How Forex Works
The currency exchange rate is the rate at which one currency can be exchanged for another. It is always quoted in pairs like the EUR/USD (the Euro and the US Dollar). Exchange rates fluctuate based on economic factors like inflation, industrial production and geopolitical events. These factors will influence whether you buy or sell a currency pair.
Example of a Forex Trade:
The EUR/USD rate represents the number of US Dollars one Euro can purchase. If you believe that the Euro will increase in value against the US Dollar, you will buy Euros with US Dollars. If the exchange rate rises, you will sell the Euros back, making a profit. Please keep in mind that forex trading involves a high risk of loss.Why Trade Currencies?
Forex is the world's largest market, with about 3.2 trillion US dollars in daily volume and 24-hour market action. Some key differences between Forex and Equities markets are:
- Many firms don't charge commissions - you pay only the bid/ask spreads.
- There's 24 hour trading - you dictate when to trade and how to trade.
- You can trade on leverage, but this can magnify potential gains and losses.
- You can focus on picking from a few currencies rather than from 5000 stocks.
- Forex is accessible - you don't need a lot of money to get started.

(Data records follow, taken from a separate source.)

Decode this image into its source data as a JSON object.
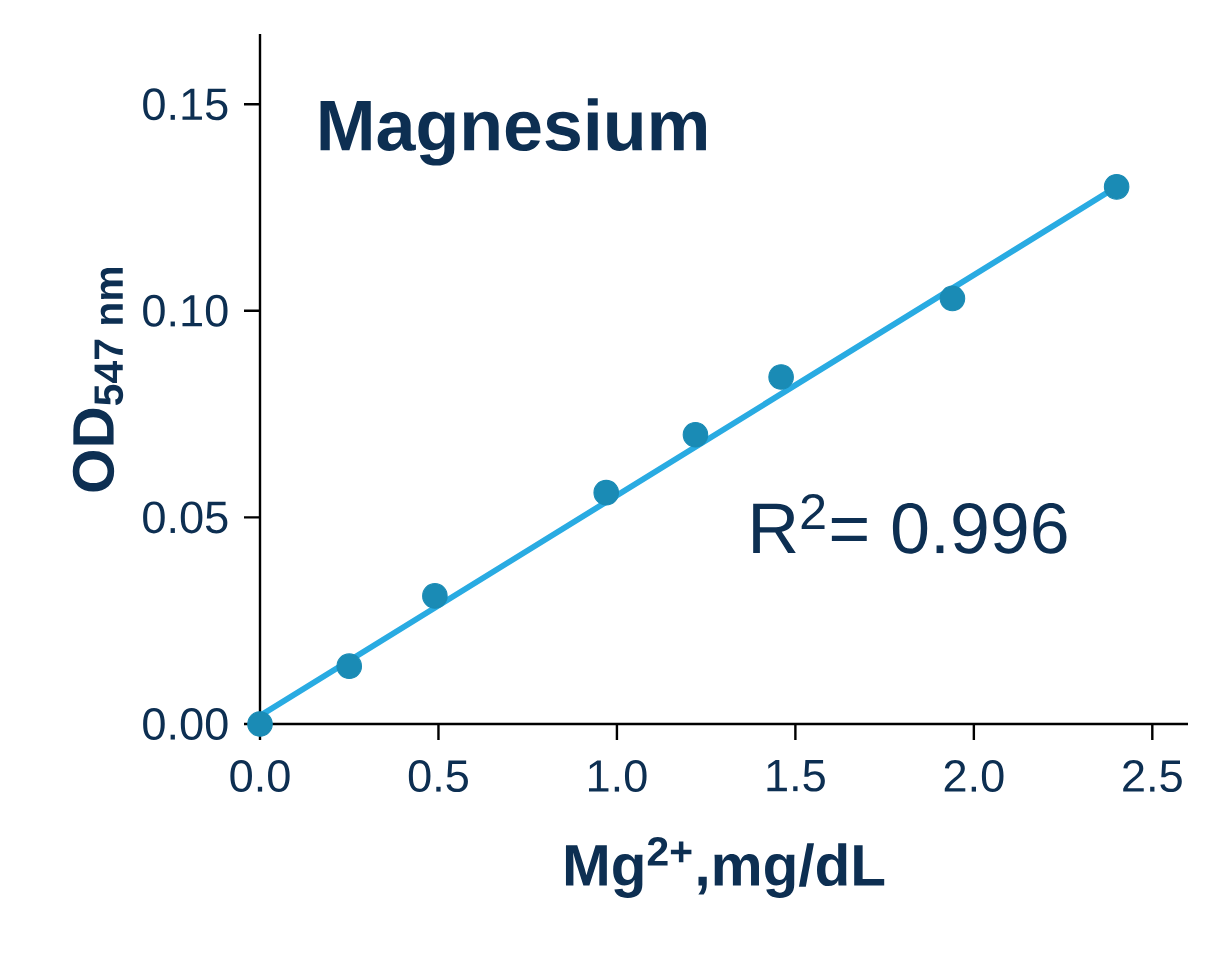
{
  "chart_data": {
    "type": "scatter",
    "title": "Magnesium",
    "xlabel": "Mg$^{2+}$,mg/dL",
    "ylabel": "OD$_{547 nm}$",
    "annotations": [
      "R$^{2}$= 0.996"
    ],
    "xlim": [
      0,
      2.6
    ],
    "ylim": [
      0,
      0.167
    ],
    "xticks": [
      {
        "value": 0,
        "label": "0.0"
      },
      0.5,
      {
        "value": 1,
        "label": "1.0"
      },
      1.5,
      {
        "value": 2,
        "label": "2.0"
      },
      2.5
    ],
    "yticks": [
      {
        "value": 0,
        "label": "0.00"
      },
      0.05,
      {
        "value": 0.1,
        "label": "0.10"
      },
      0.15
    ],
    "grid": false,
    "series": [
      {
        "color": "#1a8bb5",
        "x": [
          0,
          0.25,
          0.49,
          0.97,
          1.22,
          1.46,
          1.94,
          2.4
        ],
        "values": [
          0,
          0.014,
          0.031,
          0.056,
          0.07,
          0.084,
          0.103,
          0.13
        ]
      },
      {
        "type": "line",
        "color": "#29abe2",
        "x": [
          0,
          2.4
        ],
        "values": [
          0.002,
          0.13
        ]
      }
    ]
  }
}
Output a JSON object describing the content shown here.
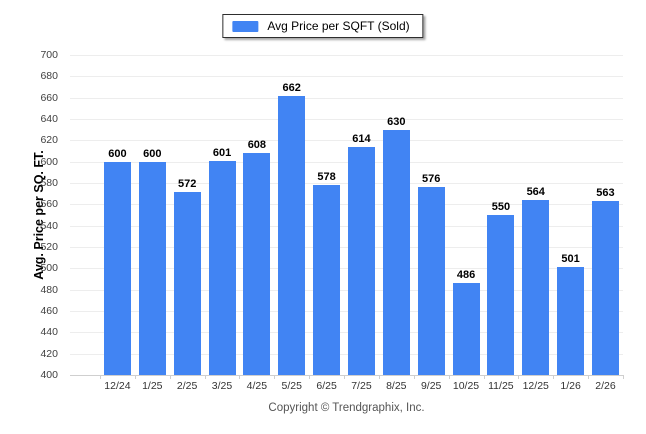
{
  "page": {
    "background": "#ffffff"
  },
  "legend": {
    "label": "Avg Price per SQFT (Sold)",
    "swatch_color": "#4184f3"
  },
  "footer": {
    "copyright": "Copyright © Trendgraphix, Inc."
  },
  "colors": {
    "bar": "#4184f3",
    "gridline": "#ededed",
    "baseline": "#cfcfcf",
    "value_label": "#000000",
    "axis_text": "#404040",
    "copyright_text": "#555555"
  },
  "chart_data": {
    "type": "bar",
    "title": "",
    "xlabel": "",
    "ylabel": "Avg. Price per SQ. FT.",
    "legend": [
      "Avg Price per SQFT (Sold)"
    ],
    "legend_position": "top-center",
    "grid": "horizontal",
    "value_labels": true,
    "bar_color": "#4184f3",
    "categories": [
      "12/24",
      "1/25",
      "2/25",
      "3/25",
      "4/25",
      "5/25",
      "6/25",
      "7/25",
      "8/25",
      "9/25",
      "10/25",
      "11/25",
      "12/25",
      "1/26",
      "2/26"
    ],
    "values": [
      600,
      600,
      572,
      601,
      608,
      662,
      578,
      614,
      630,
      576,
      486,
      550,
      564,
      501,
      563
    ],
    "ylim": [
      400,
      700
    ],
    "yticks": [
      400,
      420,
      440,
      460,
      480,
      500,
      520,
      540,
      560,
      580,
      600,
      620,
      640,
      660,
      680,
      700
    ]
  }
}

Why Currency Trading Is Not For Everyone
Trading foreign exchange on margin carries a high level of risk, and may not be suitable for everyone. Before deciding to trade foreign exchange you should carefully consider your investment objectives, level of experience, and risk appetite. Remember, you could sustain a loss of some or all of your initial investment, which means that you should not invest money that you cannot afford to lose. If you have any doubts, it is advisable to seek advice from an independent financial advisor.